When using flame-retardant agents that do not yet have such incrustation or sintering in the vicinity of the melting temperature of the polymer material of the nonwoven fabric, the addition of suitable compounds, if necessary, should ensure that resins and the like ensure that the flame-retardant material is in place in the event of a fire is fixed.

Due to the melting of the nonwoven fabric in the roofing membranes is a considerable difference compared to the bitumen-well plates, according to the German Offenlegungsschrift 26 55 038 in which the stiffener is carried out by de nichtschmelzen- _j prone to charring cardboard. For this reason, there are obviously also fire-retardant agents which cause the flames to be “blown out” with the aid of inert gases or extinguished by trapping radicals.

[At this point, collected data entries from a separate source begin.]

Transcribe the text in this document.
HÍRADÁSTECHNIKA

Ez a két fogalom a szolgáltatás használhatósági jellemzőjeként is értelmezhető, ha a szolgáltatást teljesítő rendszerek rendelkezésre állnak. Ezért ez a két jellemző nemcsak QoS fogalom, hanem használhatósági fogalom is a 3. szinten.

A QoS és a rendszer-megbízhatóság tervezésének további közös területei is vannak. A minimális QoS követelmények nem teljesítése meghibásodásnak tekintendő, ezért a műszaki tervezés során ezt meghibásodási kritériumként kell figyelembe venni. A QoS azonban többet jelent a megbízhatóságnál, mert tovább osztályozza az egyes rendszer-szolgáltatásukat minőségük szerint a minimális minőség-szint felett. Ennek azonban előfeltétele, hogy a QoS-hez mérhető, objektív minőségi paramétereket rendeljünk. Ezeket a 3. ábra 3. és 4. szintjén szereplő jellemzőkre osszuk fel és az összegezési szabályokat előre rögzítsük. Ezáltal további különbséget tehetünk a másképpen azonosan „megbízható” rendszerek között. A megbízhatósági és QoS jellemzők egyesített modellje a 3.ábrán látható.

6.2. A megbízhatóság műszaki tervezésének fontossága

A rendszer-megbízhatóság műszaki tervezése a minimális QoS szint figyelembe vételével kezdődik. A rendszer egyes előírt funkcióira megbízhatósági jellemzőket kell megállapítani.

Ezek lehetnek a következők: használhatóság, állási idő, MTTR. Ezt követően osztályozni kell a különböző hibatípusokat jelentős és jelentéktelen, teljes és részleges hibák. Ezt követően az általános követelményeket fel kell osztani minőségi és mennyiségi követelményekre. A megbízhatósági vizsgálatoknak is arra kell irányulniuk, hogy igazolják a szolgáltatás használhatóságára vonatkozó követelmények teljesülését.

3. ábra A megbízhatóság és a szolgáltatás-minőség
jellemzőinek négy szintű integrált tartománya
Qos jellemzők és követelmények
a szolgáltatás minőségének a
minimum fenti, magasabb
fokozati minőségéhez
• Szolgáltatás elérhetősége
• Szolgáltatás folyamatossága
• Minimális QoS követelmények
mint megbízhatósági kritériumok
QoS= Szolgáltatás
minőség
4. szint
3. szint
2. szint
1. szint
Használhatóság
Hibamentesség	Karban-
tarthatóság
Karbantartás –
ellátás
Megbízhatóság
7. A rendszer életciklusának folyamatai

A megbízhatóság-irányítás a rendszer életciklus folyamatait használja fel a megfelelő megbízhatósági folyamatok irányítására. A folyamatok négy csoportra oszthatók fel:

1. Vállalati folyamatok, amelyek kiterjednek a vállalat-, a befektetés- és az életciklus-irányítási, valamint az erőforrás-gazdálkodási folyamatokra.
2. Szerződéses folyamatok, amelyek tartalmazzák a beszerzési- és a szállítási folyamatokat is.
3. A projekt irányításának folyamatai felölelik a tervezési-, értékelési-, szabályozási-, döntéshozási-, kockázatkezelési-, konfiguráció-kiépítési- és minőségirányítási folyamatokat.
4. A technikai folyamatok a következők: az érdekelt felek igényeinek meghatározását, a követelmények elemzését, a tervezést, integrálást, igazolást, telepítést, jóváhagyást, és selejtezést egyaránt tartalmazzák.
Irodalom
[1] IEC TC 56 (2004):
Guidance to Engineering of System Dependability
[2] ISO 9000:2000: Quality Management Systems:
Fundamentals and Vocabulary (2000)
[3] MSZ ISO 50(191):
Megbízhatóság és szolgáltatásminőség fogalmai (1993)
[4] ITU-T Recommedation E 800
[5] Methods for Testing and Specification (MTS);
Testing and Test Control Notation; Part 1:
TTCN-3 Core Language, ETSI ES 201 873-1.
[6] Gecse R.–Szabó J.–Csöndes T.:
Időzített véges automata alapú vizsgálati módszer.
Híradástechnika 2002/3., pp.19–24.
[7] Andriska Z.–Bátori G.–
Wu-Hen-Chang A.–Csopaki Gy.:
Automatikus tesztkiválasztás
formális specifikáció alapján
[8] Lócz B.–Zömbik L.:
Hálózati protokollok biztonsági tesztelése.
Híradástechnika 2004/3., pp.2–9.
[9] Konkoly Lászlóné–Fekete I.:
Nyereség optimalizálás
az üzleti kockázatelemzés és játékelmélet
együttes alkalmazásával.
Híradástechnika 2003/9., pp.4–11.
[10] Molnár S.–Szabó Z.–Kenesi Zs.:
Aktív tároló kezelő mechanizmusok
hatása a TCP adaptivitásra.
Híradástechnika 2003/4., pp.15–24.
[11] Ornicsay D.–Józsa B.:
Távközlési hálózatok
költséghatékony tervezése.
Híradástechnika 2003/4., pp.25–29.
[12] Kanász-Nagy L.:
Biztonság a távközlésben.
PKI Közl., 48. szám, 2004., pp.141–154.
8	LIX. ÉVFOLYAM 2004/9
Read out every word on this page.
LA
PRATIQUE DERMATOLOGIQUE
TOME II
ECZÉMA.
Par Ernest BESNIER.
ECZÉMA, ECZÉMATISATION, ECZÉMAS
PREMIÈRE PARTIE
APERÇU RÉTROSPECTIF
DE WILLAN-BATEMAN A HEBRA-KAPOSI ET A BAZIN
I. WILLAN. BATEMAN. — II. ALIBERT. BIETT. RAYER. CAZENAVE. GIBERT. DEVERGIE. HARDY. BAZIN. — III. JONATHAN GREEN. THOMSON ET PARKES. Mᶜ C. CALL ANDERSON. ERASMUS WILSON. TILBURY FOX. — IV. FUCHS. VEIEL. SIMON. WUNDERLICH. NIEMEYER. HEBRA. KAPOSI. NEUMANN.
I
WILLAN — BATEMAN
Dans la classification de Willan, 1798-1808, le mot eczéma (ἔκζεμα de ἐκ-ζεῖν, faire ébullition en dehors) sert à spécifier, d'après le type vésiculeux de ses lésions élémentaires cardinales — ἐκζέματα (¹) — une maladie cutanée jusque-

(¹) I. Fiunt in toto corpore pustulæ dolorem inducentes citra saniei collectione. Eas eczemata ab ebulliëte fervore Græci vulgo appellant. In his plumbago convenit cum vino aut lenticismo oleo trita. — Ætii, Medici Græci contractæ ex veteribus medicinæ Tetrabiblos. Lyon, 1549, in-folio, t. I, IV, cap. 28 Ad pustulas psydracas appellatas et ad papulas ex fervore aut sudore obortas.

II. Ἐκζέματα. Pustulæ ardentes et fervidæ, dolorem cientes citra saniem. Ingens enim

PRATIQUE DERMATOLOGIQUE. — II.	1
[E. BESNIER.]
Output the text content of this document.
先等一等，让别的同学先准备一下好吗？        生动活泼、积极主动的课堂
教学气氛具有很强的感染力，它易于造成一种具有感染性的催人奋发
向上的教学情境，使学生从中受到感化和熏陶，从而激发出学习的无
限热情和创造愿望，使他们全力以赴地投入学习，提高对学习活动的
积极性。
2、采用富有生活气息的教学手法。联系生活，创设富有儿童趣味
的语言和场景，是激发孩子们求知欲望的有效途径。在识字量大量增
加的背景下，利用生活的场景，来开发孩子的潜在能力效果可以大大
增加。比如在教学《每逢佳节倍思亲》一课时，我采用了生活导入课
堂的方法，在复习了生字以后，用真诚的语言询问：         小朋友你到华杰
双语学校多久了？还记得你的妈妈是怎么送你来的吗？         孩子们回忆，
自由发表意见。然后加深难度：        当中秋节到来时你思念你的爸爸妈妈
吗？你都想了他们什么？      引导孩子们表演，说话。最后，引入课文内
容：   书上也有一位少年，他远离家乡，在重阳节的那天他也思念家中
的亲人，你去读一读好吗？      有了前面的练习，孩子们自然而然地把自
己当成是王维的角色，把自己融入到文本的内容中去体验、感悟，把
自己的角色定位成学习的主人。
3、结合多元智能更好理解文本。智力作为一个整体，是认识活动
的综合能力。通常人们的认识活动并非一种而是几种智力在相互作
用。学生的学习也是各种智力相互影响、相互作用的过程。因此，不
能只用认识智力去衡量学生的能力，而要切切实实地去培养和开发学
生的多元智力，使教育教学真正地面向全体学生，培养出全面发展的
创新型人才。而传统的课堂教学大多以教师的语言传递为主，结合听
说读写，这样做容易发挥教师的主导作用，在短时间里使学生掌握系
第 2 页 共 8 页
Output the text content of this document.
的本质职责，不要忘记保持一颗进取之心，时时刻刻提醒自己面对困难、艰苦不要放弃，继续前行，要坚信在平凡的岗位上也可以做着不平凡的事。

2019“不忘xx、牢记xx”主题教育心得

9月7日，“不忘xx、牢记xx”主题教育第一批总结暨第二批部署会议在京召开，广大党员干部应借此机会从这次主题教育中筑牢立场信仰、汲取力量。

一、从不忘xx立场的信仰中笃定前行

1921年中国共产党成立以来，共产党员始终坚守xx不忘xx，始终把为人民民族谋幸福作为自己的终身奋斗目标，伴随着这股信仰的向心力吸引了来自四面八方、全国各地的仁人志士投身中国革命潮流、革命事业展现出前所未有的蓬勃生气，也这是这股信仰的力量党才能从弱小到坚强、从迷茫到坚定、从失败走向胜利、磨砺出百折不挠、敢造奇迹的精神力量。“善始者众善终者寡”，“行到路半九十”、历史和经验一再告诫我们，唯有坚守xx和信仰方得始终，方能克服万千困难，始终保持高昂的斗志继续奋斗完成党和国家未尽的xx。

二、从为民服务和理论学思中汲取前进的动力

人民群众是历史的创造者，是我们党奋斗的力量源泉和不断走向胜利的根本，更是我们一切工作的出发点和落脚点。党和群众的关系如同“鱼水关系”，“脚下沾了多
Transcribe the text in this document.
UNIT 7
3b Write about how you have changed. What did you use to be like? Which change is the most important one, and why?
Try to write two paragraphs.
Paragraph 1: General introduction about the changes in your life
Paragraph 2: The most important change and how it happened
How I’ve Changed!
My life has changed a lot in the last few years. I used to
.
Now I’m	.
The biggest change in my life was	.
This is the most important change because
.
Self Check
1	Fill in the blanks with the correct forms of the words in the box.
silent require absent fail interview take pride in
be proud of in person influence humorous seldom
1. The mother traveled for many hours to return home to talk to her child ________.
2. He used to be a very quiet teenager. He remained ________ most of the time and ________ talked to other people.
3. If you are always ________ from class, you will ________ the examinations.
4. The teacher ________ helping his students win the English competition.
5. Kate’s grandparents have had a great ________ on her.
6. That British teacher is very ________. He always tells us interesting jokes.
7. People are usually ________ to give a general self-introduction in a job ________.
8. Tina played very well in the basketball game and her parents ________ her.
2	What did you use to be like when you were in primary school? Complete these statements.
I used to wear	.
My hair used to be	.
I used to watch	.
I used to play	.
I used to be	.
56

Such agents are unsuitable as flame-retardant additives for nonwoven-reinforced roofing membranes, since they can no longer show their effect at the desired location after the thread material of the nonwoven has melted away.

In the event of a fire, a surface-covering, preferably foam-like layer should form at high temperatures in accordance with the invention, which cannot flow off through non-melting nonwoven layers, but, like the metal foil according to the prior art, spread the fire into the nonwoven layers and bitumen layers underneath as well as the others Roof structure prevented.

Claims (4)

1. Nonwoven fabric made of synthetic fibers or filaments for the production of roofing membranes by coating with meltable coating compositions, characterized in that the nonwoven fabric is provided with a flame-retardant finish known per se, which is still inert at the processing temperatures of the coating composition and the roofing membrane, at higher temperatures However, temperatures forms a largely closed, preferably foam-like layer. 2. Nonwoven fabric according to claim 1, characterized in that the flame retardant finish is already solidified as a layer when the melting temperature of the filaments or fibers of the nonwoven material is exceeded so that it remains in place even if the fibers or filaments carrying it melt away the nonwoven. 3. Nonwoven fabric according to claim 1 or 2, characterized in that the nonwoven fabric consists of a thread-forming polyester. 4. Nonwoven fabric according to one of the preceding claims, characterized in that the flame retardant finish is inert at least up to about 220 ° C, preferably up to about 250 ° C, but is already consolidated at temperatures above about 300 ° C so that it is without the hold by the fibers or filaments of the nonwoven remains in place.